Bisognerebbe quindi ispirarsi all’idealismo, ma anche a un certo pragmatismo dei padri fondatori?
«Nella lezione tenuta il 13 settembre a Trento nel ricevere il Premio De Gasperi, Mario Draghi si è richiamato a elementi di fondo della visione europea del nostro grande statista, fondatore tra i più lungimiranti del processo di integrazione.
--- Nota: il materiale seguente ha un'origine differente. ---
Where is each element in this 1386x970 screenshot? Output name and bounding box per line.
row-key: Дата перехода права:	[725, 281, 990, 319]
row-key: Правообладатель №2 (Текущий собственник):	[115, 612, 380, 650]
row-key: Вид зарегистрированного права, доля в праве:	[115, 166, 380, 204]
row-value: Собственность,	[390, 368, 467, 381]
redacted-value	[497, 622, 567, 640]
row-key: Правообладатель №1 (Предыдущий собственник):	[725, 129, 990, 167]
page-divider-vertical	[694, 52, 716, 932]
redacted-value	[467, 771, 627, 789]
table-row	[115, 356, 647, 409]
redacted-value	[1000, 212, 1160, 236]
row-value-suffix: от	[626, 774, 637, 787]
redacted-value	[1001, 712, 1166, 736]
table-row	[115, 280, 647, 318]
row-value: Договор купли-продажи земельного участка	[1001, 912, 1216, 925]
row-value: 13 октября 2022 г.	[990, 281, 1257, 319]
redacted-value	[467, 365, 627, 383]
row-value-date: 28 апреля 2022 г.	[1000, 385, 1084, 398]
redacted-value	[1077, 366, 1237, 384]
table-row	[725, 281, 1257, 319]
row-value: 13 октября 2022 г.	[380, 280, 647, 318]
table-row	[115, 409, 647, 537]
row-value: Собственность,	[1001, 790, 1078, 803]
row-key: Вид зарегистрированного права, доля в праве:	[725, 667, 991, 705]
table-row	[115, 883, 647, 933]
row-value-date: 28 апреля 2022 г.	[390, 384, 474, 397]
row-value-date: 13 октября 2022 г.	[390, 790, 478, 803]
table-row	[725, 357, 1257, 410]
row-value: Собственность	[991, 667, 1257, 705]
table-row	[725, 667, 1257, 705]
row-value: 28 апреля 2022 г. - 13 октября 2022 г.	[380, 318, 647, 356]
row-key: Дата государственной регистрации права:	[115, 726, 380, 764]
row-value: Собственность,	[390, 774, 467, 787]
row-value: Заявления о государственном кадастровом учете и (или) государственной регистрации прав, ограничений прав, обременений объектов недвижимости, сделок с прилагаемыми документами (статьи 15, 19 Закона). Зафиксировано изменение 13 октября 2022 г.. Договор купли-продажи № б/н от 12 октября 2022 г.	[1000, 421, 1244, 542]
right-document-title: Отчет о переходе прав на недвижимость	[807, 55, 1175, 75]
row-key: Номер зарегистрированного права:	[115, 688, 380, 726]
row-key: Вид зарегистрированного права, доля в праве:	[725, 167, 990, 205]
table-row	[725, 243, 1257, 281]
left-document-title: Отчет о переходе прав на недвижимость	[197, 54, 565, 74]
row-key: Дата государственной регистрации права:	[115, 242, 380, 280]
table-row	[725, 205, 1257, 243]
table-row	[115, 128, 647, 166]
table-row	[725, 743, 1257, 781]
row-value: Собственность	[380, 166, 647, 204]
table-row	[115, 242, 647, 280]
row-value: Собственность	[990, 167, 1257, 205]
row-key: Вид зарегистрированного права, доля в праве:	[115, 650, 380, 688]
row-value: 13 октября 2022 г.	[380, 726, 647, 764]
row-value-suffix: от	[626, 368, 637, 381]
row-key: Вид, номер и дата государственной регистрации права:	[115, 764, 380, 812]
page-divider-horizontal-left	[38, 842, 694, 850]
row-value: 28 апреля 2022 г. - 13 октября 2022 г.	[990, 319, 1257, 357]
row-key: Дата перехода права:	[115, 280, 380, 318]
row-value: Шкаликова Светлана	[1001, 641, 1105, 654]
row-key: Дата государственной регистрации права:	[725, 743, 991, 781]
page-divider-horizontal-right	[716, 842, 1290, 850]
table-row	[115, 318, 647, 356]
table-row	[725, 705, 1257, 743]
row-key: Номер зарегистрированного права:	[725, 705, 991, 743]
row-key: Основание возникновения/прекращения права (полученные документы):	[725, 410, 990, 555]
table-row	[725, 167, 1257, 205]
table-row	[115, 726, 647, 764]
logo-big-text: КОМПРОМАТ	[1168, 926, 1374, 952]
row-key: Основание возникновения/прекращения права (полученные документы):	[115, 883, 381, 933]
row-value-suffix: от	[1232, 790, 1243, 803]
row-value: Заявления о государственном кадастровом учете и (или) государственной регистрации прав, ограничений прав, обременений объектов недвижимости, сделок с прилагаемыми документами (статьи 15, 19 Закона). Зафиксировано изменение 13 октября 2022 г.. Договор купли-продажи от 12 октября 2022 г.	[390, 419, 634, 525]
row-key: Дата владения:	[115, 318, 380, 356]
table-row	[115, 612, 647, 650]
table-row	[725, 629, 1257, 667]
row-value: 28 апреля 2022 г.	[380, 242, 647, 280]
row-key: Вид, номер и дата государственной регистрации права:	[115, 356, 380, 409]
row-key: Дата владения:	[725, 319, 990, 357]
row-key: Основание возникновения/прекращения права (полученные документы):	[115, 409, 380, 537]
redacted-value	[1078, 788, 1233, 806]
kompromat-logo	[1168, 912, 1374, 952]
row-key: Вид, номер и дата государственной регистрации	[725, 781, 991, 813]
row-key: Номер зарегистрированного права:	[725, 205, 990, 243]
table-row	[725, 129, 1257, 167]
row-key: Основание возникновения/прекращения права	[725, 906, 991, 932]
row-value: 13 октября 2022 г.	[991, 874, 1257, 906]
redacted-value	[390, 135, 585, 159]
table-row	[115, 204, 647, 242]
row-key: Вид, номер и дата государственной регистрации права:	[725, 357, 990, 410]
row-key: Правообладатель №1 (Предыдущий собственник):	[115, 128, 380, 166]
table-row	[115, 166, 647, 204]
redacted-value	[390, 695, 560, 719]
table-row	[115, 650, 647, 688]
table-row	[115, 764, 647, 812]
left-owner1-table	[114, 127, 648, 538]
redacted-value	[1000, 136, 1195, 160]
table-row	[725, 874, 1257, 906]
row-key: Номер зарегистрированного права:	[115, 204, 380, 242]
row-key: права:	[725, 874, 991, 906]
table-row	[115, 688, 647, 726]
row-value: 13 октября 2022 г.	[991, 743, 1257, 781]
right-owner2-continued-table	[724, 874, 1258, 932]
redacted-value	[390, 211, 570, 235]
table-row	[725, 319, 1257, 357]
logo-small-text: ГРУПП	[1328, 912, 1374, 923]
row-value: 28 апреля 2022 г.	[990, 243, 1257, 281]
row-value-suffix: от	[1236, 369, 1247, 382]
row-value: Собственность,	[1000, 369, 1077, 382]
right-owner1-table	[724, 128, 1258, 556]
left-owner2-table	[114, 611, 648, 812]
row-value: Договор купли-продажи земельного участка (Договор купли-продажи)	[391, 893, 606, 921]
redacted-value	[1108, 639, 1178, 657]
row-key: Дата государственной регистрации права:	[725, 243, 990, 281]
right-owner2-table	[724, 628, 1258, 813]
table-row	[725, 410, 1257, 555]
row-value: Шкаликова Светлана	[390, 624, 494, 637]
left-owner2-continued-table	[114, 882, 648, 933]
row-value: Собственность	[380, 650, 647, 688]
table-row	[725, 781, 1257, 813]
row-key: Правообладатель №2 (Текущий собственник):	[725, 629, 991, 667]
Di quei “padri del progetto europeo” egli ha esaltato la capacità di “coniugare efficacia e legittimazione”, mettendo in comune “soltanto lo stretto indispensabile” (parole di De Gasperi) “per la realizzazione dei nostri obbiettivi più immediati”. E Draghi nota ancora che l’azione comunitaria venne concentrata in ambiti in cui era chiaro che l’azione individuale dei governi non fosse sufficiente. I risultati conseguiti in fatto di crescita, dal 1960, del Pil pro-capite in termini reali e quindi del tenore di vita dei cittadini, così come in materia di libertà e diritti, furono tali da motivare il più ampio consenso per la scelta comunitaria. Siamo ora alle prese con l’insoddisfazione crescente nei confronti del progetto europeo negli ultimi anni per effetto del dilagare della “più grave crisi economica del dopoguerra” e del crescere della disoccupazione a livelli senza precedenti, mentre si sono ristretti i margini di azione dello stato sociale”».
L’integrazione deve insomma procedere nonostante tutto?
«Rispetto all’attuale travaglio dell’Unione, il presidente della Bce risponde con “un sì senza condizioni” circa il “lavorare insieme come modo migliore per superare le nuove sfide che ci troviamo a fronteggiare”. Netta e conseguente è dunque la conferma della determinazione a perseguire coerentemente il processo di integrazione. Tuttavia, la lezione di Draghi va attentamente considerata anche per il realismo e la misura che la caratterizzano. Ancora nel solco di De Gasperi egli ritiene che ci si debba “concentrare sugli interventi che portano risultati tangibili e immediatamente riconoscibili” per recuperare fiducia tra i cittadini dell’Unione, che gli interventi necessari dell’Unione debbono “essere visibilmente connessi ai timori immediati dei cittadini”: tra i quali rientrano in particolare i settori dell’immigrazione, della sicurezza e della difesa».
Come sempre, un’intesa non sarà facile.
«Possono esserci a questo riguardo, e ci sono, in seno al Consiglio europeo sensibilità diverse; ma qui occorre rinnovata capacità di convinzione e di guida. Si tratta di un’opera di tessitura, urgente e delicata, di cui l’Italia deve farsi protagonista piuttosto che lasciarsi tentare dal “fare da sola”. Fanno da soli oggi, e non lavorano in effetti nemmeno nell’interesse del proprio Paese, coloro che come i leader ungheresi sfidano le decisioni del Consiglio e ne minano ulteriormente la già scossa autorità».